Off-shore wind is growing at break-neck pace as a part of the Biden administration’s commitment to transitioning away from fossil fuels to reduce greenhouse gas emissions by 2030. But change is usually hard, and the 3,411 turbines and 9,874 miles of cable are slated to be built across 2.4 million acres of federally managed ocean in the next ten years has some concerned about ocean ecosystems and the livelihoods of fishers.

The characteristics of relatively shallow water and steady winds that make certain areas off the East Coast of the US attractive for wind turbine placement also create environments – sunlight penetration and current mixing – that are great habitat for microorganisms and fish spawning.

Alarms signaled by federal scientists and those in the fishing industry about revenue losses due to ecosystem damage have been ignored. Some point to the revolving door for bureaucrats who move between extractive industries and government positions, and now between the offshore energy industry and the regulatory bodies that are intended to govern them. 

Conservation groups like the Center for Biological Diversity point out that just because wind energy is better than oil or gas, that doesn’t mean we should ignore poor governance or sacrifice ecosystems.

Complicating the matter, two separate federal agencies have conflicting jurisdiction over these waters. The U.S. Bureau of Ocean Energy Management (BOEM), which is part of the Interior Department, oversees permitting and leasing for offshore wind development, from which the federal government reaped more than $5 billion last year. The U.S. National Marine Fisheries Service (NMFS), which is part of the Commerce Department, is supposed to protect marine habitat and ensure that the fishing industry is both sustainable and economically viable.

“We are very concerned about the cumulative impacts of multiple wind energy projects on the fisheries we manage,” directors of three federally established regional councils that advise NMFS wrote last fall to Amanda Lefton, then the head of BOEM.

While the BOEM publicly states their desire to support both industries’ co-existence and thriving, a May 2021 report shows that the agency concedes commercial fishing is likely to fully abandon the area where the first of the large-scale projects is to be sited.
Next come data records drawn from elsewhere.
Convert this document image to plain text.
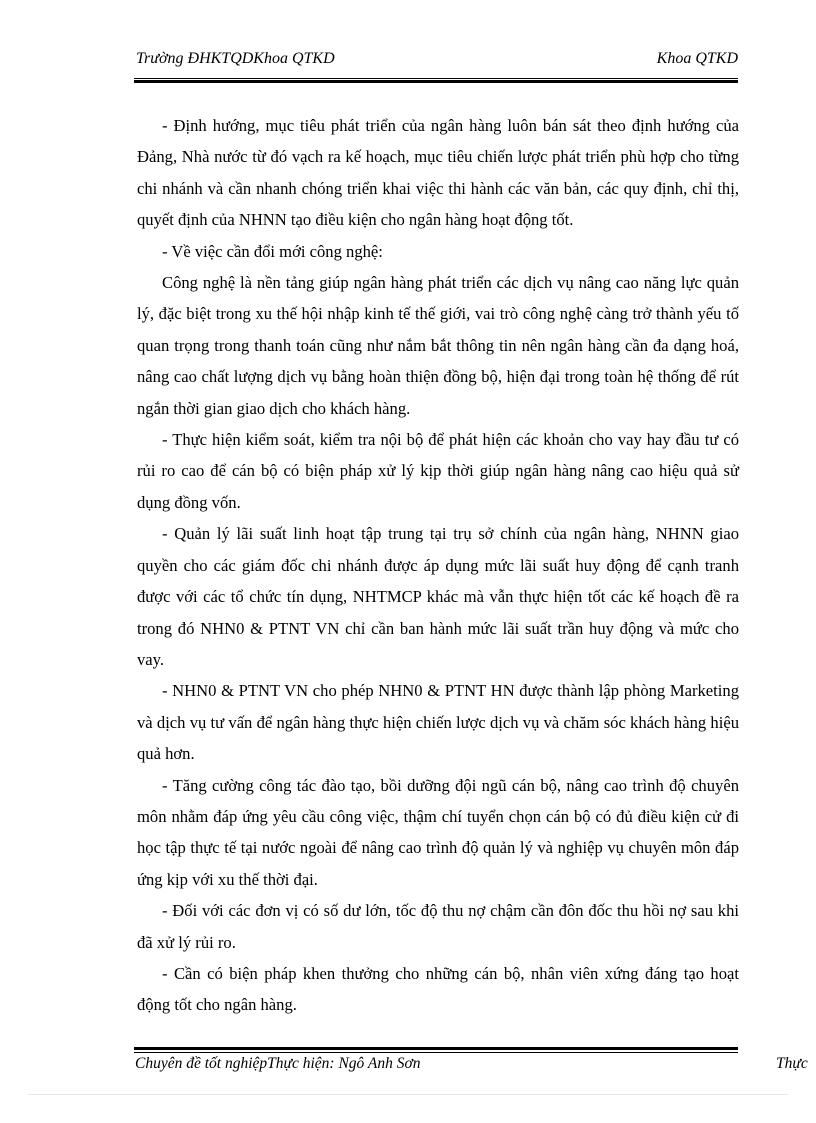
Trường ĐHKTQDKhoa QTKD	Khoa QTKD

- Định hướng, mục tiêu phát triển của ngân hàng luôn bán sát theo định hướng của Đảng, Nhà nước từ đó vạch ra kế hoạch, mục tiêu chiến lược phát triển phù hợp cho từng chi nhánh và cần nhanh chóng triển khai việc thi hành các văn bản, các quy định, chỉ thị, quyết định của NHNN tạo điều kiện cho ngân hàng hoạt động tốt.

- Về việc cần đổi mới công nghệ:

Công nghệ là nền tảng giúp ngân hàng phát triển các dịch vụ nâng cao năng lực quản lý, đặc biệt trong xu thế hội nhập kinh tế thế giới, vai trò công nghệ càng trở thành yếu tố quan trọng trong thanh toán cũng như nắm bắt thông tin nên ngân hàng cần đa dạng hoá, nâng cao chất lượng dịch vụ bằng hoàn thiện đồng bộ, hiện đại trong toàn hệ thống để rút ngắn thời gian giao dịch cho khách hàng.

- Thực hiện kiểm soát, kiểm tra nội bộ để phát hiện các khoản cho vay hay đầu tư có rủi ro cao để cán bộ có biện pháp xử lý kịp thời giúp ngân hàng nâng cao hiệu quả sử dụng đồng vốn.

- Quản lý lãi suất linh hoạt tập trung tại trụ sở chính của ngân hàng, NHNN giao quyền cho các giám đốc chi nhánh được áp dụng mức lãi suất huy động để cạnh tranh được với các tổ chức tín dụng, NHTMCP khác mà vẫn thực hiện tốt các kế hoạch đề ra trong đó NHN0 & PTNT VN chỉ cần ban hành mức lãi suất trần huy động và mức cho vay.

- NHN0 & PTNT VN cho phép NHN0 & PTNT HN được thành lập phòng Marketing và dịch vụ tư vấn để ngân hàng thực hiện chiến lược dịch vụ và chăm sóc khách hàng hiệu quả hơn.

- Tăng cường công tác đào tạo, bồi dưỡng đội ngũ cán bộ, nâng cao trình độ chuyên môn nhằm đáp ứng yêu cầu công việc, thậm chí tuyển chọn cán bộ có đủ điều kiện cử đi học tập thực tế tại nước ngoài để nâng cao trình độ quản lý và nghiệp vụ chuyên môn đáp ứng kịp với xu thế thời đại.

- Đối với các đơn vị có số dư lớn, tốc độ thu nợ chậm cần đôn đốc thu hồi nợ sau khi đã xử lý rủi ro.

- Cần có biện pháp khen thưởng cho những cán bộ, nhân viên xứng đáng tạo hoạt động tốt cho ngân hàng.

Chuyên đề tốt nghiệpThực hiện: Ngô Anh Sơn	Thực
Environmental laws require BOEM to consult with the fisheries service on projects taking place in “essential fish habitat,” which encompasses all offshore wind projects within 200 miles of the coast, but in the end, is not required to heed recommendations they receive.

The concerning impacts reported to BOEM included “fish kills” from the physical impact of pile driving that can be felt over 50 miles away, stress responses that prevent fish from spawning and feeding, sediment kicked up from the ocean floor, and loss of juvenile cod from the deep trench digging.
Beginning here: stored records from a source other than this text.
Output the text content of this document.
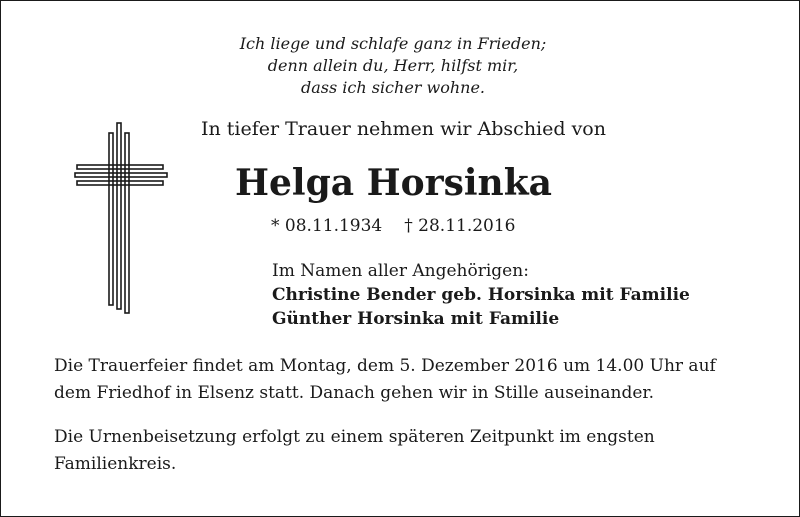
Ich liege und schlafe ganz in Frieden;
denn allein du, Herr, hilfst mir,
dass ich sicher wohne.
In tiefer Trauer nehmen wir Abschied von
Helga Horsinka
* 08.11.1934 † 28.11.2016
Im Namen aller Angehörigen:
Christine Bender geb. Horsinka mit Familie
Günther Horsinka mit Familie
Die Trauerfeier findet am Montag, dem 5. Dezember 2016 um 14.00 Uhr auf
dem Friedhof in Elsenz statt. Danach gehen wir in Stille auseinander.
Die Urnenbeisetzung erfolgt zu einem späteren Zeitpunkt im engsten
Familienkreis.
NMFS complained that the BOEM environmental review of the Vineyard Wind project didn’t include a consideration of the concerns they had submitted. The Chief Environmental Officer explained the decision saying the delays in giving these concerns consideration “might prevent Vineyard Wind from qualifying for a federal investment tax credit.”
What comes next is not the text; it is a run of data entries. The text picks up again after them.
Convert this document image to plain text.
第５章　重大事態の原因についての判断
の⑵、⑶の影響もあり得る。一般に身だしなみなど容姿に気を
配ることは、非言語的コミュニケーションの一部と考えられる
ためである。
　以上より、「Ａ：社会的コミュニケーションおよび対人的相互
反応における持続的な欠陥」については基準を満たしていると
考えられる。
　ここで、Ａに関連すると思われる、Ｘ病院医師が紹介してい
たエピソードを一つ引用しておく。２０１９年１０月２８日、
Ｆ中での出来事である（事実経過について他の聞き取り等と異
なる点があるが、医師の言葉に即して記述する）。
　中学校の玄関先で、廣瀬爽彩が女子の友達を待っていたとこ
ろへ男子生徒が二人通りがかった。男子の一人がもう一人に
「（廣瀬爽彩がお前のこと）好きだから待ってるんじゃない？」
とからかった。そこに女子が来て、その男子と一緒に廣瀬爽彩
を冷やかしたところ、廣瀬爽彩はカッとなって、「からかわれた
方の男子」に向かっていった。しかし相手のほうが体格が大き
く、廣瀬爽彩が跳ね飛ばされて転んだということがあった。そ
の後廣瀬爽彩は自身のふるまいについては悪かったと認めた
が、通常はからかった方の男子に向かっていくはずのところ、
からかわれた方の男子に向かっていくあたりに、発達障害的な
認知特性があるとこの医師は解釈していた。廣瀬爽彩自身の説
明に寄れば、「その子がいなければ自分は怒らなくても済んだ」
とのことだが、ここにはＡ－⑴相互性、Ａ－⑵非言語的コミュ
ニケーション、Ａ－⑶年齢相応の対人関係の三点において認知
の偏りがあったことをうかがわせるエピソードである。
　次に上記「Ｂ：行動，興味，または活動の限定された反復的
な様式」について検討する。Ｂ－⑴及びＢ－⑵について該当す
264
Concerns submitted for a nearby project included “Intense sound pressure waves” may result in “injury or mortality caused by rupturing swim bladders or by internal hemorrhaging,” the developers wrote in their approved construction plans. Pile driving has the “potential to interrupt migration patterns” for fish.

For now, offshore wind development is unlikely to be slowed, the livelihoods of fishers are at risk, and the federal government is facing another test of how to infuse equity and ecological care into the energy transition.